Some Statistical Methods for Causal Mediation Pathway Analysis

Abstract

Mediation analysis has been undertaken pervasively in practice. The primary goal of this analysis is to study whether the effect of an exposure on an outcome of interest is mediated by some intermediate factors such as epigenetic variants and metabolomic biomarkers. In this dissertation I develop new statistical methods to address some of statistical and scientific challenges arising from causal mediation pathway analyses.

Chapter II develops a simultaneous likelihood ratio (LR) test in the presence of multiple mediators. Statistical inference on the joint mediation effect is challenging due to the involvement of composite null hypotheses with a large number of parameter configurations. With an application of the Lagrange Multiplier approach, simultaneous LR test utilizes a block coordinate descent algorithm to solve the constrained likelihood under the irregular null parameter space. I establish the asymptotic null distribution and examine the finite-sample performance of the proposed joint test statistic via extensive simulations with comparisons to existing tests. The simulation results show that the joint testing method controls type I error properly and in general provides better power than existing tests. I apply this new method to investigate whether a group of glucose metabolites and acetylamino acids mediate the effect of nutrient intakes on insulin resistance.

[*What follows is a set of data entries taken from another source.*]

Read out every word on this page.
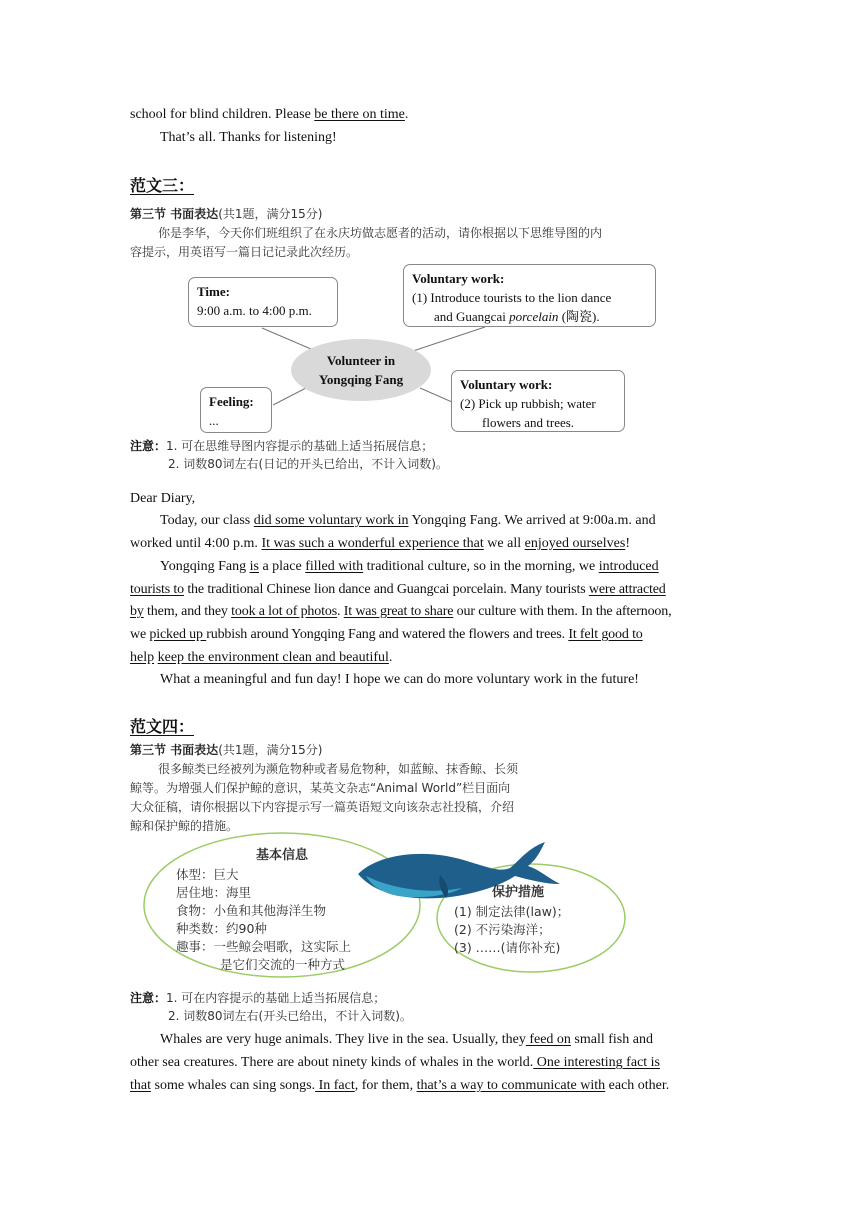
school for blind children. Please be there on time.
That’s all. Thanks for listening!
范文三：
第三节 书面表达(共1题，满分15分)
你是李华，今天你们班组织了在永庆坊做志愿者的活动，请你根据以下思维导图的内
容提示，用英语写一篇日记记录此次经历。
Time:
9:00 a.m. to 4:00 p.m.
Voluntary work:
(1) Introduce tourists to the lion dance
and Guangcai porcelain (陶瓷).
Volunteer in
Yongqing Fang
Feeling:
...
Voluntary work:
(2) Pick up rubbish; water
flowers and trees.
注意：1. 可在思维导图内容提示的基础上适当拓展信息；
2. 词数80词左右(日记的开头已给出，不计入词数)。
Dear Diary,
Today, our class did some voluntary work in Yongqing Fang. We arrived at 9:00a.m. and
worked until 4:00 p.m. It was such a wonderful experience that we all enjoyed ourselves!
Yongqing Fang is a place filled with traditional culture, so in the morning, we introduced
tourists to the traditional Chinese lion dance and Guangcai porcelain. Many tourists were attracted
by them, and they took a lot of photos. It was great to share our culture with them. In the afternoon,
we picked up rubbish around Yongqing Fang and watered the flowers and trees. It felt good to
help keep the environment clean and beautiful.
What a meaningful and fun day! I hope we can do more voluntary work in the future!
范文四：
第三节 书面表达(共1题，满分15分)
很多鲸类已经被列为濒危物种或者易危物种，如蓝鲸、抹香鲸、长须
鲸等。为增强人们保护鲸的意识，某英文杂志“Animal World”栏目面向
大众征稿，请你根据以下内容提示写一篇英语短文向该杂志社投稿，介绍
鲸和保护鲸的措施。
基本信息
体型：巨大
居住地：海里
食物：小鱼和其他海洋生物
种类数：约90种
趣事：一些鲸会唱歌，这实际上
是它们交流的一种方式
保护措施
(1) 制定法律(law)；
(2) 不污染海洋；
(3) ……(请你补充)
注意：1. 可在内容提示的基础上适当拓展信息；
2. 词数80词左右(开头已给出，不计入词数)。
Whales are very huge animals. They live in the sea. Usually, they feed on small fish and
other sea creatures. There are about ninety kinds of whales in the world. One interesting fact is
that some whales can sing songs. In fact, for them, that’s a way to communicate with each other.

Chapter III presents a unified framework of generalized structural equation models (GSEMs) for mediation analyses with data of mixed types to address practical needs in the analysis of biomedical data. This new class of models accommodates continuous, categorical, count variables. Using the Frechet's construction of multivariate distributions, I formulate GSEM as a hierarchical model consisting of (i) a Gaussian copula dependence model to characterize a directed acyclic graph (DAG) relationship among outcome variable, mediator and exposure variable, and (ii) generalized linear models (GLMs) to adjust confounding factors in marginal distributions. This new framework provides valid joint probability distributions and well-defined mediation effects for interpretation. I develop a pseudo-maximum likelihood estimation for various scenarios of mixed data types. I illustrate this new methodology via a dataset collected from a cohort study in environmental health sciences, where I study whether the tempo of reaching infancy BMI peak, an important early life growth milestone that may be measured as either a continuous variable or a binary variable (delay or not), may mediate the association between prenatal exposure to phthalates and pubertal health outcomes.

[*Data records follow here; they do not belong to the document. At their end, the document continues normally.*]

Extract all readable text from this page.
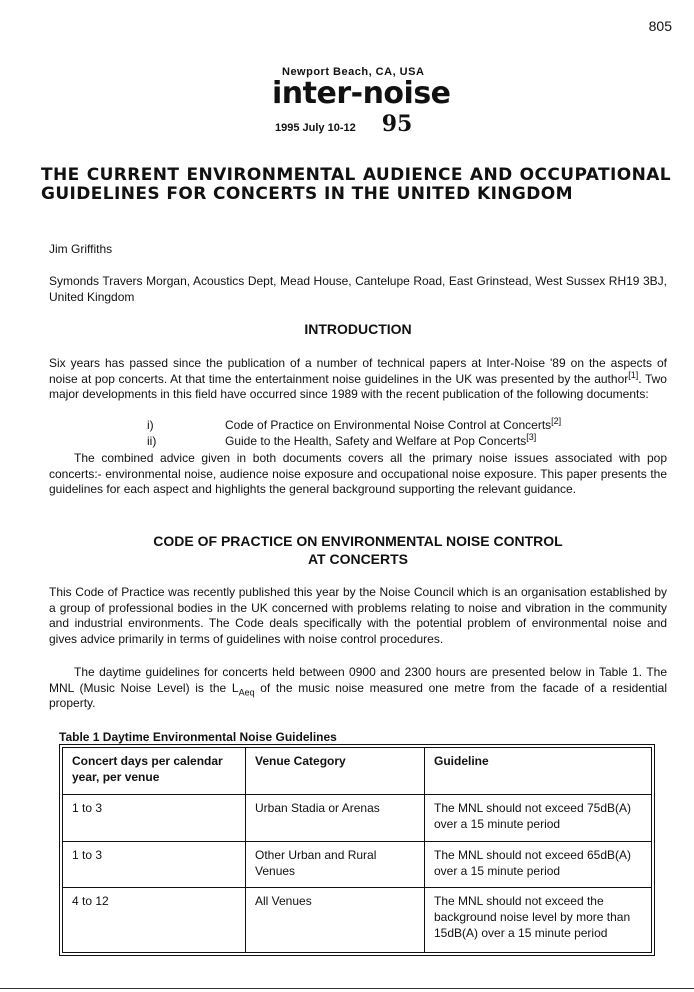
805
Newport Beach, CA, USA
inter-noise
1995 July 10-12 95
THE CURRENT ENVIRONMENTAL AUDIENCE AND OCCUPATIONAL GUIDELINES FOR CONCERTS IN THE UNITED KINGDOM
Jim Griffiths
Symonds Travers Morgan, Acoustics Dept, Mead House, Cantelupe Road, East Grinstead, West Sussex RH19 3BJ, United Kingdom
INTRODUCTION

Six years has passed since the publication of a number of technical papers at Inter-Noise '89 on the aspects of noise at pop concerts. At that time the entertainment noise guidelines in the UK was presented by the author[1]. Two major developments in this field have occurred since 1989 with the recent publication of the following documents:

i)	Code of Practice on Environmental Noise Control at Concerts[2]
ii)	Guide to the Health, Safety and Welfare at Pop Concerts[3]

The combined advice given in both documents covers all the primary noise issues associated with pop concerts:- environmental noise, audience noise exposure and occupational noise exposure. This paper presents the guidelines for each aspect and highlights the general background supporting the relevant guidance.

CODE OF PRACTICE ON ENVIRONMENTAL NOISE CONTROL
AT CONCERTS

This Code of Practice was recently published this year by the Noise Council which is an organisation established by a group of professional bodies in the UK concerned with problems relating to noise and vibration in the community and industrial environments. The Code deals specifically with the potential problem of environmental noise and gives advice primarily in terms of guidelines with noise control procedures.

The daytime guidelines for concerts held between 0900 and 2300 hours are presented below in Table 1. The MNL (Music Noise Level) is the $L_{Aeq}$ of the music noise measured one metre from the facade of a residential property.

Table 1 Daytime Environmental Noise Guidelines
Concert days per calendar year, per venue	Venue Category	Guideline
1 to 3	Urban Stadia or Arenas	The MNL should not exceed 75dB(A) over a 15 minute period
1 to 3	Other Urban and Rural Venues	The MNL should not exceed 65dB(A) over a 15 minute period
4 to 12	All Venues	The MNL should not exceed the background noise level by more than 15dB(A) over a 15 minute period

Chapter IV concerns a conceptual framework of generalized direct and indirect effects to relax the current definitions of causal mediation effects in the presence of categorical intervention or categorical exposure. I utilize the latent variable presentation to describe the role of a categorical “action” in a causal study. Specially, I focus on two important types of models, namely the effective dose model and the latent exposure model. I demonstrate that the proposed generalized direct and indirect effects are more desirable to quantify and interpret direct and indirect effects than the conventional approach. I develop maximum likelihood estimation for the model parameters, and examine numerically the performance of the estimation via simulation studies. Also, I illustrate this new causal mediation paradigm via a randomized trial from the ELEMENT study where I investigate whether the association of mother's calcium supplementation on offspring birth weight is mediated by mother's blood lead level measured during the third trimester.